It’s that time of year when we can’t help but think about Glühwein, bratwurst in crusty rolls and the smell of cinnamon. I don’t know about you but we love Christmas markets. In London there’s the Southbank Christmas market with Hyde Park’s Winter Wonderland also a favourite. Outside the capital, Christmas markets can be found in the likes of Bath, Belfast, Birmingham, Edinburgh, Lincoln, Manchester, York and Winchester among other places. While each are wonderful in their own right, we have a penchant for Europe. There are some incredible Christmas markets to visit if you fancy a weekend away.
Germany is most widely recognised for its Christmas markets with capital Berlin (check out our post) offering a choice of 60! The largest takes place in the Spandau Old Town and consists of up to 400 stands at weekends with entertainment on offer as well. Other notable markets in Berlin include Charlottenburg Castle which has 150 stalls and sees the castle immersed in romantic light for 35 days, Gendarmenmarkt with its beautiful backdrop in one of the most beautiful squares and Potsdamer Platz with its ice rink and 12 metre high toboggan run. The Kaiser Wilhelm Memorial Church Christmas market, near the Kurfürstendamm, has more than 170 stands with decorations, ornaments and toys on offer. Whereas the nostalgic Christmas market takes place between Staatsoper and Opernpalais. With 200 booths, there are crafts, confectionery and candle makers along with a crib featuring real animals.
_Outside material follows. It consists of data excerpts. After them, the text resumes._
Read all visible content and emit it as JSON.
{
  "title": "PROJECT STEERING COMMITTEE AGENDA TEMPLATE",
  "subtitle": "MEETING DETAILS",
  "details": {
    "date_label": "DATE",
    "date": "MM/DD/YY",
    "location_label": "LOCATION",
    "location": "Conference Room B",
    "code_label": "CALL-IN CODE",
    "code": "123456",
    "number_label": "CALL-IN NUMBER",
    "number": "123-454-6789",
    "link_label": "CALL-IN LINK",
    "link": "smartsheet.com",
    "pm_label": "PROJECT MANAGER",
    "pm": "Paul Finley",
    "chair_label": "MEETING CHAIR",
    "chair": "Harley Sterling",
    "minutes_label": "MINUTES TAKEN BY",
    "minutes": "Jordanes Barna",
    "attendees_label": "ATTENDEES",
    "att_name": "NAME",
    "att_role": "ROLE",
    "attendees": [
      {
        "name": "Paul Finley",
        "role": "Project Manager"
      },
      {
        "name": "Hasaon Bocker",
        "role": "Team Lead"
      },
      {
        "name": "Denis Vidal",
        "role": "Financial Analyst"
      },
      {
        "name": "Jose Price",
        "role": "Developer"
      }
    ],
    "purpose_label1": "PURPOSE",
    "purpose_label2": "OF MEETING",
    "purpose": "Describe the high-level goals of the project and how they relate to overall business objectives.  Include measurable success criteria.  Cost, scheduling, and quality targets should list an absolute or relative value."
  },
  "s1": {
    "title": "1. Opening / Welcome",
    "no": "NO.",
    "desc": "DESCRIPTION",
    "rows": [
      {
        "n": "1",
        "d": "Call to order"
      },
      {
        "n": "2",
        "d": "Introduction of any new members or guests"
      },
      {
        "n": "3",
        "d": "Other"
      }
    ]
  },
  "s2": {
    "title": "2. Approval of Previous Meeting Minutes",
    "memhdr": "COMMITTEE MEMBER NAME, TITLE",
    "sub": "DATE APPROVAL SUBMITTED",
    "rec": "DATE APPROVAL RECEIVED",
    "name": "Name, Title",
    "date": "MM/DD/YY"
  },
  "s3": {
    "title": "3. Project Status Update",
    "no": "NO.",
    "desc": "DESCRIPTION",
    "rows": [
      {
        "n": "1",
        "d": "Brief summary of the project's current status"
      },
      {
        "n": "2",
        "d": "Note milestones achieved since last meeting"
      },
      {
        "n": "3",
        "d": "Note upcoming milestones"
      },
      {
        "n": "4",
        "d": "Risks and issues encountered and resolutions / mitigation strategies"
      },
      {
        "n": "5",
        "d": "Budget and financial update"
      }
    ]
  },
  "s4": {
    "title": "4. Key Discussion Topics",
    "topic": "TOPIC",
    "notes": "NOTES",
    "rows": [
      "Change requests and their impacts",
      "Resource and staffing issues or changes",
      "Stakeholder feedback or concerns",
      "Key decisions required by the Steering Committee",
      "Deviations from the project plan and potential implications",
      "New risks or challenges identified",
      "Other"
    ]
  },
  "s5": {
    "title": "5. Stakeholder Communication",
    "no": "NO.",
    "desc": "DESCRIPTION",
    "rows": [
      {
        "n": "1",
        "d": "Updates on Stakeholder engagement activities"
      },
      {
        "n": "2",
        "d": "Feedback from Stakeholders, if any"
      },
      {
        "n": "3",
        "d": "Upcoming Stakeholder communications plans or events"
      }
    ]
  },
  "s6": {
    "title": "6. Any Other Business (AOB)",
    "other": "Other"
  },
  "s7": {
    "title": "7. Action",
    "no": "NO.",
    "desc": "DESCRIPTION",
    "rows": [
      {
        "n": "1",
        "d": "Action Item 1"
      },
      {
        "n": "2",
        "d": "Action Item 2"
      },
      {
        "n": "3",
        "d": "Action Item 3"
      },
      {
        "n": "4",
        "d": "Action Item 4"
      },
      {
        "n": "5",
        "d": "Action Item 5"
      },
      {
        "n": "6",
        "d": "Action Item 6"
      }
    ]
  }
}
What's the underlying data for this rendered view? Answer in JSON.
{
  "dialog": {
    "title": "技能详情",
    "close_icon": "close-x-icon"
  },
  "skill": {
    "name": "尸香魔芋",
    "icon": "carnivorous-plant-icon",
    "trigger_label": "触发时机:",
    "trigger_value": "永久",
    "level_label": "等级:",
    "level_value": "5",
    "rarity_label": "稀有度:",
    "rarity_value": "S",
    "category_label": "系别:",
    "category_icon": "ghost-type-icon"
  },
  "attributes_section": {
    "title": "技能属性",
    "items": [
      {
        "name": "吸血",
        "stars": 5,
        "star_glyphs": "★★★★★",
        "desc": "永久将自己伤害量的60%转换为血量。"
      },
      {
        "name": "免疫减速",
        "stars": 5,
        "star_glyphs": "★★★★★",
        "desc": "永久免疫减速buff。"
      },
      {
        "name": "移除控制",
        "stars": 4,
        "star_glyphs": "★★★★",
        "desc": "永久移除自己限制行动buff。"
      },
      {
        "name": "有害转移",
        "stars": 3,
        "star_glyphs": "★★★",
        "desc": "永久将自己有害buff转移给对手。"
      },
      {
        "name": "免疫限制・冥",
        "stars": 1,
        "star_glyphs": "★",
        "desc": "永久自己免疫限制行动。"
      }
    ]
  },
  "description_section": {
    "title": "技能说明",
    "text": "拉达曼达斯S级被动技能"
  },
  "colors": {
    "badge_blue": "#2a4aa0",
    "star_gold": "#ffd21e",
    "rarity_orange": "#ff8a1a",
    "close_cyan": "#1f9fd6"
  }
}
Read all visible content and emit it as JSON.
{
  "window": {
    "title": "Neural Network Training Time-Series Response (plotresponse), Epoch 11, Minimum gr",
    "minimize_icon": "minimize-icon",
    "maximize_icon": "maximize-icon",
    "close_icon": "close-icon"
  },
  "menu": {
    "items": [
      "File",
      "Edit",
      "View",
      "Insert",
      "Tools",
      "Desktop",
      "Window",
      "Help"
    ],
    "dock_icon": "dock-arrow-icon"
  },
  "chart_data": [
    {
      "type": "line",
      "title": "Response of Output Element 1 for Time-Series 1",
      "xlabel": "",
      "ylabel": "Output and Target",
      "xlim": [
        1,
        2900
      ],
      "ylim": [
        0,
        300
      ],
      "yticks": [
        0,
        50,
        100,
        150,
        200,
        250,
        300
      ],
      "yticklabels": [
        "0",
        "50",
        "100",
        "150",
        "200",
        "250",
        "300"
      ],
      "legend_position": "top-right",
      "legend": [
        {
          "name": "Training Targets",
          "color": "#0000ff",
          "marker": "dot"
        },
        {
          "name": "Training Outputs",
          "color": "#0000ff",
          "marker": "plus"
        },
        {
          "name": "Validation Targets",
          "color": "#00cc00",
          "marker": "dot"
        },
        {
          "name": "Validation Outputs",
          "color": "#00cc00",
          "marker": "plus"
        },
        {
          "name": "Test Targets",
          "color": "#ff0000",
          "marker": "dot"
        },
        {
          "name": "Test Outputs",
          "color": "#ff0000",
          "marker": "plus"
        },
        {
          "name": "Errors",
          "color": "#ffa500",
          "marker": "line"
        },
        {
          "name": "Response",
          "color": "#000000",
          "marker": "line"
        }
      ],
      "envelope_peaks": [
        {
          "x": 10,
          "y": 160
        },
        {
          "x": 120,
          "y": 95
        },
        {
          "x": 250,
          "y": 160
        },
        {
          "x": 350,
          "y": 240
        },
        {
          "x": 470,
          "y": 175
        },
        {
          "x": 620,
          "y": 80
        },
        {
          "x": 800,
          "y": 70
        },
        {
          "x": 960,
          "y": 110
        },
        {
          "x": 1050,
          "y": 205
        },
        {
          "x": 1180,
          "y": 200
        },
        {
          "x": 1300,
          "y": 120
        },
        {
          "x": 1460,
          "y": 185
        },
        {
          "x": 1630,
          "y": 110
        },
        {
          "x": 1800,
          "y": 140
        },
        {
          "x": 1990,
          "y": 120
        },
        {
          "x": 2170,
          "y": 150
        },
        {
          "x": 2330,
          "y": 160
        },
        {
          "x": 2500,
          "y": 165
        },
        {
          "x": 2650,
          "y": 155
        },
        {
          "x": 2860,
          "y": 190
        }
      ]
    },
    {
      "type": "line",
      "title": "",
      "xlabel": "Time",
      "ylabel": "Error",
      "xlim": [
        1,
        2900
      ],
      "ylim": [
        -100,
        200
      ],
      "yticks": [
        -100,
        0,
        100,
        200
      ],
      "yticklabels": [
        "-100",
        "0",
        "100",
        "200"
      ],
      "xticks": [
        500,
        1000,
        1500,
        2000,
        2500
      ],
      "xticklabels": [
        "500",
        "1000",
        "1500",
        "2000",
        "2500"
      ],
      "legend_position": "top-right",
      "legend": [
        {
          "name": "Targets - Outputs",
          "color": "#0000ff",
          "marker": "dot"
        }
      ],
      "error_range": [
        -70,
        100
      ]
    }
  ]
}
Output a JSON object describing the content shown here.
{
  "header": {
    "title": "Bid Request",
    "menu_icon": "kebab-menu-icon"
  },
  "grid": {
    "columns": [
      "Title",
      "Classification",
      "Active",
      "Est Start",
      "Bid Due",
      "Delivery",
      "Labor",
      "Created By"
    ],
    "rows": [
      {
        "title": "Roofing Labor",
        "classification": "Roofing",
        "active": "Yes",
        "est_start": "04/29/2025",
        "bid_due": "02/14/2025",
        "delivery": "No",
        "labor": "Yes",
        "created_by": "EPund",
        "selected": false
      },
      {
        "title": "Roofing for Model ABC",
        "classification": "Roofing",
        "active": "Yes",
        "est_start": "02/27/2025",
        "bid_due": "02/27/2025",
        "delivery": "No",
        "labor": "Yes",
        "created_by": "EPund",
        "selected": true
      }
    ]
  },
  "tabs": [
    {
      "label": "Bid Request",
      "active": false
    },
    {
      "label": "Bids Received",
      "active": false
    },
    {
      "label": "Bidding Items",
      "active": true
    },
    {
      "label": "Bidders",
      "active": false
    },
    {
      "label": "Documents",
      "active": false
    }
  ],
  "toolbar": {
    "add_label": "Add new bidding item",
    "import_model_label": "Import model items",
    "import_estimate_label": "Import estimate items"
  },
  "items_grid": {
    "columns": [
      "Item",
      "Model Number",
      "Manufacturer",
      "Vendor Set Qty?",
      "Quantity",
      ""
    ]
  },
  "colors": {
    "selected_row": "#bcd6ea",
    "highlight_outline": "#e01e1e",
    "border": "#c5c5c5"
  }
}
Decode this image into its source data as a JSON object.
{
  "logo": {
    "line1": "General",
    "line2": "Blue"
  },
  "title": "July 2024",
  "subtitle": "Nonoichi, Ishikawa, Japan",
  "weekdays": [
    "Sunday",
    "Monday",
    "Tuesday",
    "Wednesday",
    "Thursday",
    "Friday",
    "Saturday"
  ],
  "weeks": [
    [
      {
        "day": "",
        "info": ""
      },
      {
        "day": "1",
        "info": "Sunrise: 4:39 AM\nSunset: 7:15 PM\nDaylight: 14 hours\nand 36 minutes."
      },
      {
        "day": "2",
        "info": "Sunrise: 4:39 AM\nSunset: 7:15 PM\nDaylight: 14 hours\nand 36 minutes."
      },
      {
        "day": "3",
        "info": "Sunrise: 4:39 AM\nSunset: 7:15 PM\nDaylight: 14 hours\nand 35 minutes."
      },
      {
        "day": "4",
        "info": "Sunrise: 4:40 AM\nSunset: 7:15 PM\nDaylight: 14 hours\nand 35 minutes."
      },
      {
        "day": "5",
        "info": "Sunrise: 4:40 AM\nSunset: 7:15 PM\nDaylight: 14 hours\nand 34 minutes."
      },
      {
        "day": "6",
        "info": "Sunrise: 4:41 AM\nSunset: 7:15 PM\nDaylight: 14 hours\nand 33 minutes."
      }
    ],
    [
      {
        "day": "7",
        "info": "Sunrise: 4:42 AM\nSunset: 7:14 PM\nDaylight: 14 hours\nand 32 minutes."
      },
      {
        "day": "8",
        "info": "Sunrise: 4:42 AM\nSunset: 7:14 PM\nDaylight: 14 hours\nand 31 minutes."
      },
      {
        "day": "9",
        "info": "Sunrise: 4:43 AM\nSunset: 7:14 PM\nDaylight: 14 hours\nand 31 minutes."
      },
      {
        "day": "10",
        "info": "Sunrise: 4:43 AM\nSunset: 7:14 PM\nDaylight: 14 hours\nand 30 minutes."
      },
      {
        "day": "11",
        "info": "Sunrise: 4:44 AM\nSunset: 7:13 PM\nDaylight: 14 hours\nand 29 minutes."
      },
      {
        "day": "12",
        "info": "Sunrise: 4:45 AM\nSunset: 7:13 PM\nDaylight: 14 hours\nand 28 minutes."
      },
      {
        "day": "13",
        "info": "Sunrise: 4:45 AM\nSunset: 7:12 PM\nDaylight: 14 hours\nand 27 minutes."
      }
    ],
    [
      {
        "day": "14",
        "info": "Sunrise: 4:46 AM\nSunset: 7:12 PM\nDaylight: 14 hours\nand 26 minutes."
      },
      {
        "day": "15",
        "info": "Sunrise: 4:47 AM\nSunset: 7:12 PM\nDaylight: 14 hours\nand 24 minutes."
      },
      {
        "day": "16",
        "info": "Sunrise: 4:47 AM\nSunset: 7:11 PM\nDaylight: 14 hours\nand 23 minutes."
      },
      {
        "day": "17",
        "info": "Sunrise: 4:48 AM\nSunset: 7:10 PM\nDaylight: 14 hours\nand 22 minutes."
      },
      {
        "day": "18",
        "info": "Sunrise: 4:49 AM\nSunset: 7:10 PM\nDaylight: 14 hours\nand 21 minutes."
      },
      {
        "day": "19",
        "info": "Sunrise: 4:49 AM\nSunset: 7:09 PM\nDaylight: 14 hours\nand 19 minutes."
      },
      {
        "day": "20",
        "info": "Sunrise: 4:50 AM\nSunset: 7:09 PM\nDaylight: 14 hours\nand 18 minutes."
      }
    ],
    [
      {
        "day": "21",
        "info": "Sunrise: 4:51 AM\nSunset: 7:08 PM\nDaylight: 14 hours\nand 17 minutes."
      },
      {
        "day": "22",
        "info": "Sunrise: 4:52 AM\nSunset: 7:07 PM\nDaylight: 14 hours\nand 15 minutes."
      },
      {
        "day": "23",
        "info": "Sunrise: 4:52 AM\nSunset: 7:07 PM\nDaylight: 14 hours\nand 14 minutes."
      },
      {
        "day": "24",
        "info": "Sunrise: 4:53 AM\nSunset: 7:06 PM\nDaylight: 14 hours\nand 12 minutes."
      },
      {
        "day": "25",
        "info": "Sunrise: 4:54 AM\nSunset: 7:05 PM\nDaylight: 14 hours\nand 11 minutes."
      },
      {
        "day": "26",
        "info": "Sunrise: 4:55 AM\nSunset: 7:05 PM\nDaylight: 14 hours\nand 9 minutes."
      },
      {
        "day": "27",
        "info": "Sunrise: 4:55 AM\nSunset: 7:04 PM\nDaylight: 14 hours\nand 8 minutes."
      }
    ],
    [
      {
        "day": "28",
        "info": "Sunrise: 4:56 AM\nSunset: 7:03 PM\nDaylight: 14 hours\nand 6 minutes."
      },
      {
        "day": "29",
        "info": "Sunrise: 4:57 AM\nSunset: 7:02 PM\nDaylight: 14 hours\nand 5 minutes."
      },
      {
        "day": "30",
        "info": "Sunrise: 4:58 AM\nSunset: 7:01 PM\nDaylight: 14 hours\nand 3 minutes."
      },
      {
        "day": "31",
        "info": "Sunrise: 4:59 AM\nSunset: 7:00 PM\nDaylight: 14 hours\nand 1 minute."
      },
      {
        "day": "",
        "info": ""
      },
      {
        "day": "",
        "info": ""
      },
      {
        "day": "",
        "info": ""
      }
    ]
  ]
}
Stuttgart offers one of the country’s oldest Christmas markets (Weihnachtmarkt) with close to 300 stalls. It’s set in the heart of the town against a backdrop of the Old Palace with Wintertraum (Winter Wonderland) on Palace Square. Nuremberg has it’s Christkindlesmarkt on the Hauptmarkt square in the old quarter. There’s also Kinderweihnacht, the children’s market, which has an old-fashioned carousel, Ferris wheel and steam train. There has been a Christmas market in Frankfurt for over 600 years making it one of the oldest and most popular in Europe. Likewise, the Munich Christmas market, which offers traditional Bavarian and unique gifts, dates back to the 14th century.
Away from Germany, there’s much to choose from in the likes of Belgium, the Czech Republic, France, Hungary, Italy and Sweden. Bruges has a wonderful Christmas market in the medieval market square along with an ice-rink. It’s also a paradise for chocolat! In Prague, one of the largest markets is on the Old Town Square, around the Jan Hus statue, surrounded by centuries old Gothic, Renaissance and Baroque architecture. Wenceslas Square is another large market but there are smaller ones dotted around too. Strasbourg is home to one of the oldest Christmas markets in Europe, the then called the Christkindelsmärik which began in 1570. It has won the title ‘Best Christmas Market in Europe’ for the past two years.
There is a strong tradition in festive markets in both Spain and Italy. Bologne for example has one of the oldest in Italy. The Fiera di Natale is based in the piazza in front of the San Pietro Cathedral whereas the smaller Antica Fiera di Santa Lucia is in the cloisters of the Santa Maria dei Servi church. The Christmas Market in Vörösmarty Square is the oldest, richest and the most spectacular of all the Christmas markets in Budapest. There are over 100 stands featuring Christmas inspired arts and crafts plus there’s entertainment, food and wine.
Most of the Christmas markets featured in this post remain open at least until the third week of December. Timings do vary however so please make sure you check before you organise your travel arrangements.